Providence schools’ graduation rates up, proficiency down

IMPROVEMENTS IN BOTH THE GRADUATION and dropout rates for Providence's public schools were offset by slight declines in reading and math proficiency levels, according to the latest report from the city school district.
IMPROVEMENTS IN BOTH THE GRADUATION and dropout rates for Providence's public schools were offset by slight declines in reading and math proficiency levels, according to the latest report from the city school district.

PROVIDENCE – A new progress report on student learning in city schools shows improvement in graduation rates and the dropout rate in 2012-13 and reflects administrative commitment to making more progress.
In an interview with Providence Business News prior to release of the embargoed report on Friday, School Superintendent Susan F. Lusi said that the “On the Move” report on college and career readiness in the district improves on data shared in the previous year’s report, “Opening doors,” but that there is more work to be done.
In the 2012-13 academic year, the graduation rate in a district of 24,000 students came in at 71 percent, 6 percentage points higher than the year prior, while the dropout rate was 12 percent, about 5 percentage points less than the previous year.
The 2013-14 data will not be available from the R.I. Department of Education until January, she said.
“I want to be at 100 percent graduation rate and zero-percent dropout rate,” Lusi said. “I want to be really clear: we have progress to celebrate, and we still have a lot of work left to do.”

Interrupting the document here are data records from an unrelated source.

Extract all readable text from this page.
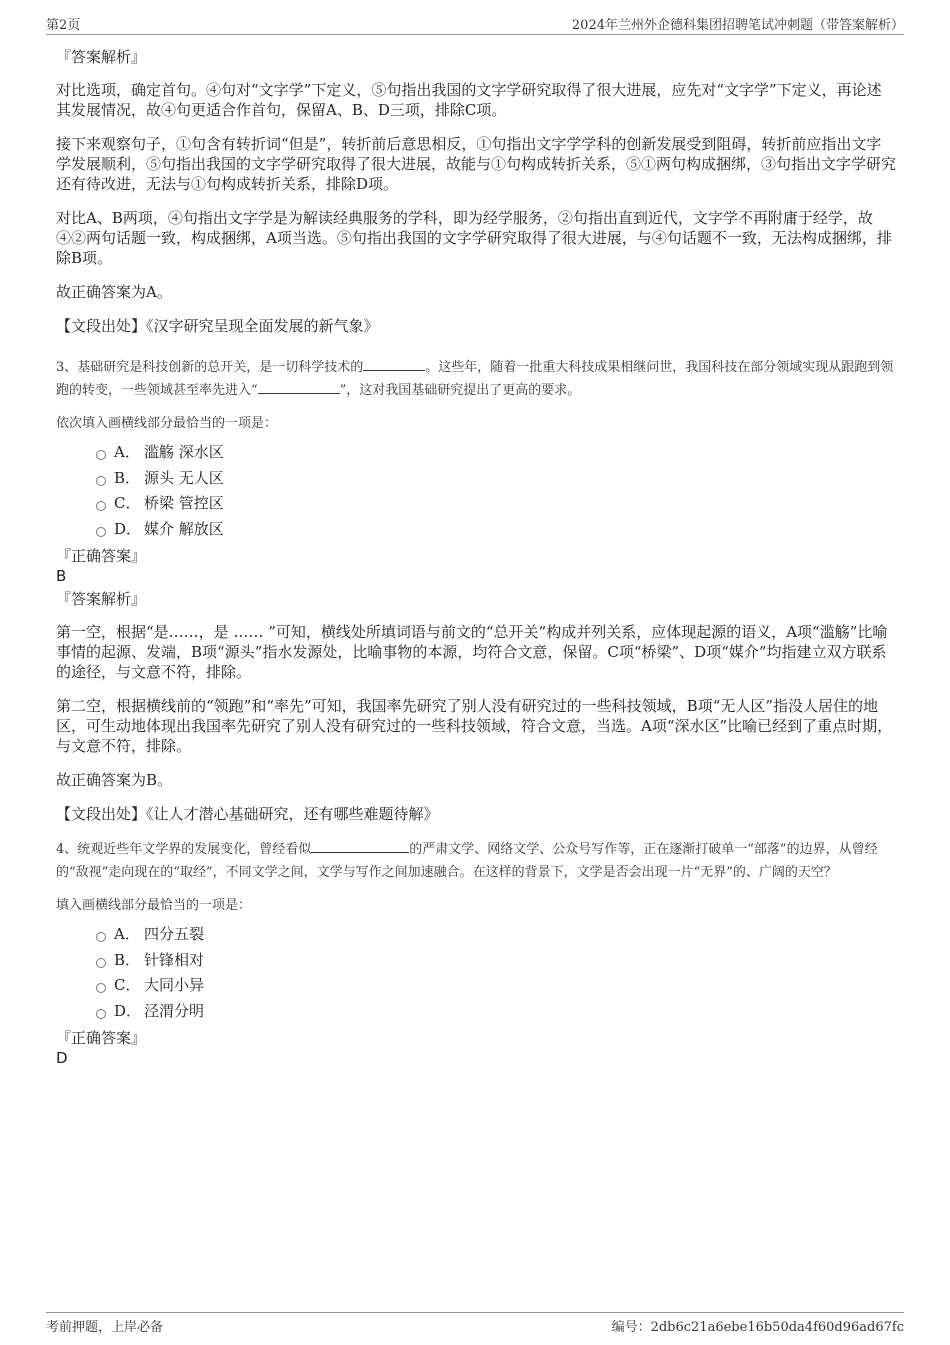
第2页	2024年兰州外企德科集团招聘笔试冲刺题（带答案解析）

『答案解析』

对比选项，确定首句。④句对“文字学”下定义，⑤句指出我国的文字学研究取得了很大进展，应先对“文字学”下定义，再论述其发展情况，故④句更适合作首句，保留A、B、D三项，排除C项。

接下来观察句子，①句含有转折词“但是”，转折前后意思相反，①句指出文字学学科的创新发展受到阻碍，转折前应指出文字学发展顺利，⑤句指出我国的文字学研究取得了很大进展，故能与①句构成转折关系，⑤①两句构成捆绑，③句指出文字学研究还有待改进，无法与①句构成转折关系，排除D项。

对比A、B两项，④句指出文字学是为解读经典服务的学科，即为经学服务，②句指出直到近代，文字学不再附庸于经学，故④②两句话题一致，构成捆绑，A项当选。⑤句指出我国的文字学研究取得了很大进展，与④句话题不一致，无法构成捆绑，排除B项。

故正确答案为A。

【文段出处】《汉字研究呈现全面发展的新气象》

3、基础研究是科技创新的总开关，是一切科学技术的	。这些年，随着一批重大科技成果相继问世，我国科技在部分领域实现从跟跑到领跑的转变，一些领域甚至率先进入“	”，这对我国基础研究提出了更高的要求。

依次填入画横线部分最恰当的一项是：

A． 滥觞 深水区
B． 源头 无人区
C． 桥梁 管控区
D． 媒介 解放区

『正确答案』

B

『答案解析』

第一空，根据“是……，是 …… ”可知，横线处所填词语与前文的“总开关”构成并列关系，应体现起源的语义，A项“滥觞”比喻事情的起源、发端，B项“源头”指水发源处，比喻事物的本源，均符合文意，保留。C项“桥梁”、D项“媒介”均指建立双方联系的途径，与文意不符，排除。

第二空，根据横线前的“领跑”和“率先”可知，我国率先研究了别人没有研究过的一些科技领域，B项“无人区”指没人居住的地区，可生动地体现出我国率先研究了别人没有研究过的一些科技领域，符合文意，当选。A项“深水区”比喻已经到了重点时期，与文意不符，排除。

故正确答案为B。

【文段出处】《让人才潜心基础研究，还有哪些难题待解》

4、统观近些年文学界的发展变化，曾经看似	的严肃文学、网络文学、公众号写作等，正在逐渐打破单一“部落”的边界，从曾经的“敌视”走向现在的“取经”，不同文学之间，文学与写作之间加速融合。在这样的背景下，文学是否会出现一片“无界”的、广阔的天空？

填入画横线部分最恰当的一项是：

A． 四分五裂
B． 针锋相对
C． 大同小异
D． 泾渭分明

『正确答案』

D

考前押题，上岸必备	编号：2db6c21a6ebe16b50da4f60d96ad67fc
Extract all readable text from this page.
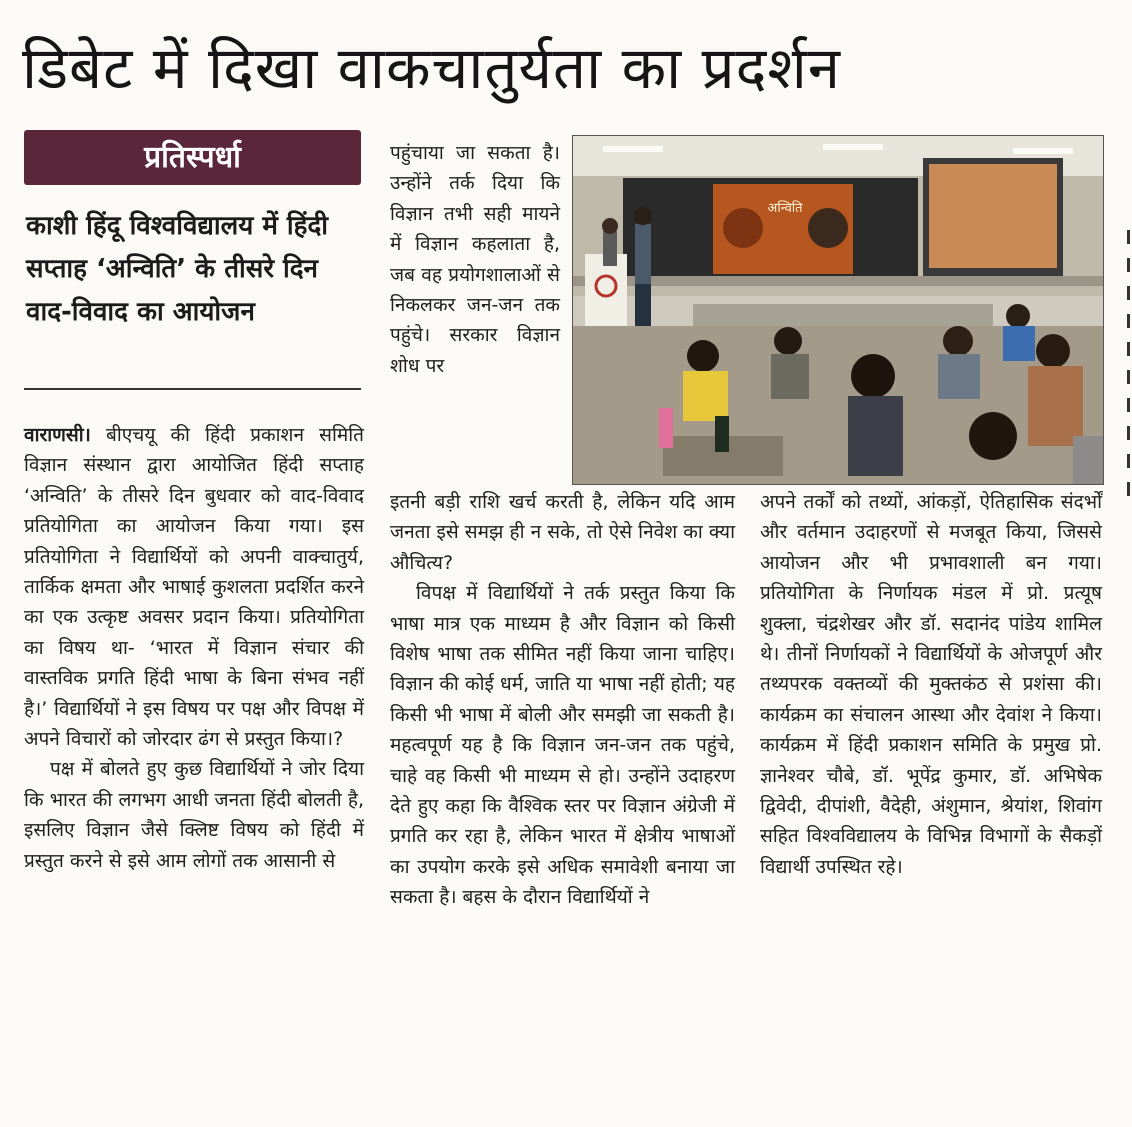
डिबेट में दिखा वाकचातुर्यता का प्रदर्शन
प्रतिस्पर्धा
काशी हिंदू विश्वविद्यालय में हिंदी सप्ताह ‘अन्विति’ के तीसरे दिन वाद-विवाद का आयोजन

वाराणसी। बीएचयू की हिंदी प्रकाशन समिति विज्ञान संस्थान द्वारा आयोजित हिंदी सप्ताह ‘अन्विति’ के तीसरे दिन बुधवार को वाद-विवाद प्रतियोगिता का आयोजन किया गया। इस प्रतियोगिता ने विद्यार्थियों को अपनी वाक्चातुर्य, तार्किक क्षमता और भाषाई कुशलता प्रदर्शित करने का एक उत्कृष्ट अवसर प्रदान किया। प्रतियोगिता का विषय था- ‘भारत में विज्ञान संचार की वास्तविक प्रगति हिंदी भाषा के बिना संभव नहीं है।’ विद्यार्थियों ने इस विषय पर पक्ष और विपक्ष में अपने विचारों को जोरदार ढंग से प्रस्तुत किया।?

पक्ष में बोलते हुए कुछ विद्यार्थियों ने जोर दिया कि भारत की लगभग आधी जनता हिंदी बोलती है, इसलिए विज्ञान जैसे क्लिष्ट विषय को हिंदी में प्रस्तुत करने से इसे आम लोगों तक आसानी से

पहुंचाया जा सकता है। उन्होंने तर्क दिया कि विज्ञान तभी सही मायने में विज्ञान कहलाता है, जब वह प्रयोगशालाओं से निकलकर जन-जन तक पहुंचे। सरकार विज्ञान शोध पर

अन्विति

इतनी बड़ी राशि खर्च करती है, लेकिन यदि आम जनता इसे समझ ही न सके, तो ऐसे निवेश का क्या औचित्य?

विपक्ष में विद्यार्थियों ने तर्क प्रस्तुत किया कि भाषा मात्र एक माध्यम है और विज्ञान को किसी विशेष भाषा तक सीमित नहीं किया जाना चाहिए। विज्ञान की कोई धर्म, जाति या भाषा नहीं होती; यह किसी भी भाषा में बोली और समझी जा सकती है। महत्वपूर्ण यह है कि विज्ञान जन-जन तक पहुंचे, चाहे वह किसी भी माध्यम से हो। उन्होंने उदाहरण देते हुए कहा कि वैश्विक स्तर पर विज्ञान अंग्रेजी में प्रगति कर रहा है, लेकिन भारत में क्षेत्रीय भाषाओं का उपयोग करके इसे अधिक समावेशी बनाया जा सकता है। बहस के दौरान विद्यार्थियों ने

अपने तर्कों को तथ्यों, आंकड़ों, ऐतिहासिक संदर्भों और वर्तमान उदाहरणों से मजबूत किया, जिससे आयोजन और भी प्रभावशाली बन गया। प्रतियोगिता के निर्णायक मंडल में प्रो. प्रत्यूष शुक्ला, चंद्रशेखर और डॉ. सदानंद पांडेय शामिल थे। तीनों निर्णायकों ने विद्यार्थियों के ओजपूर्ण और तथ्यपरक वक्तव्यों की मुक्तकंठ से प्रशंसा की। कार्यक्रम का संचालन आस्था और देवांश ने किया। कार्यक्रम में हिंदी प्रकाशन समिति के प्रमुख प्रो. ज्ञानेश्वर चौबे, डॉ. भूपेंद्र कुमार, डॉ. अभिषेक द्विवेदी, दीपांशी, वैदेही, अंशुमान, श्रेयांश, शिवांग सहित विश्वविद्यालय के विभिन्न विभागों के सैकड़ों विद्यार्थी उपस्थित रहे।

She attributed the improvement to personal plans families sign off on now that keep students engaged and on track in striving toward graduating, as well as a credit recovery program that enables students who may not have passed a course to make up the work.
A legislative change two years ago also requires students who want to sign themselves out without graduating to wait until age 18 instead of 16 and to have a plan in place to pursue a general equivalency diploma.
“It just makes it harder for kids to say, ‘I’m out of here’,” she said.
The full report will be distributed to families, educators and funders at a convocation slated for Monday at 8:30 a.m. at the Providence Career and Technical Academy field house, Lusi said. It also will be made available in the schools and on the district website.
The report also references two new high schools set for opening in 2015-16 that will be in the planning stages this year. The schools, funded with a three-year, $3 million grant from Carnegie Foundation called, “Opportunity by Design,” will use a combination of blended learning – technology and teacher-based instruction.
The schools also will combine “recuperative” and “accelerative” learning, so a student who is ahead in math but behind in reading, for instance, can be taught at the appropriate levels and make progress in both subjects without necessarily studying with the same group for each subject, Lusi said.
Addressing learning gaps, as well as proficiency levels, will be important she said. Regarding proficiency in the report, for which 2013-14 data was available, reading proficiency had dropped to 49 percent from 50 percent the year prior, while math proficiency decreased to 32 percent from 34 percent the year before, the report states.
“We’re on the move,” Lusi said, referring to the need for innovative schools to support gains made in areas like graduation and dropout rates. “We’ve been improving; however, we are improving too slowly. So, we need to move further, faster. These schools are designed to address students we serve who have learning gaps. These schools will be real proof points that we can do things very differently here with much better results.”
New strategies for district-wide improvement added to seven long-standing ones include developing programming for students with social-emotional needs and having the central office function by problem solving, not just giving administrators “yes” or “no” answers when something new is being tried, Lusi said.
Regarding the social-emotional needs that have arisen among students, Lusi said, “We heard more than ever before about disturbing behaviors on the part of really young children that indicated there are some issues that go beyond the academic and learning component and these kids need additional support.”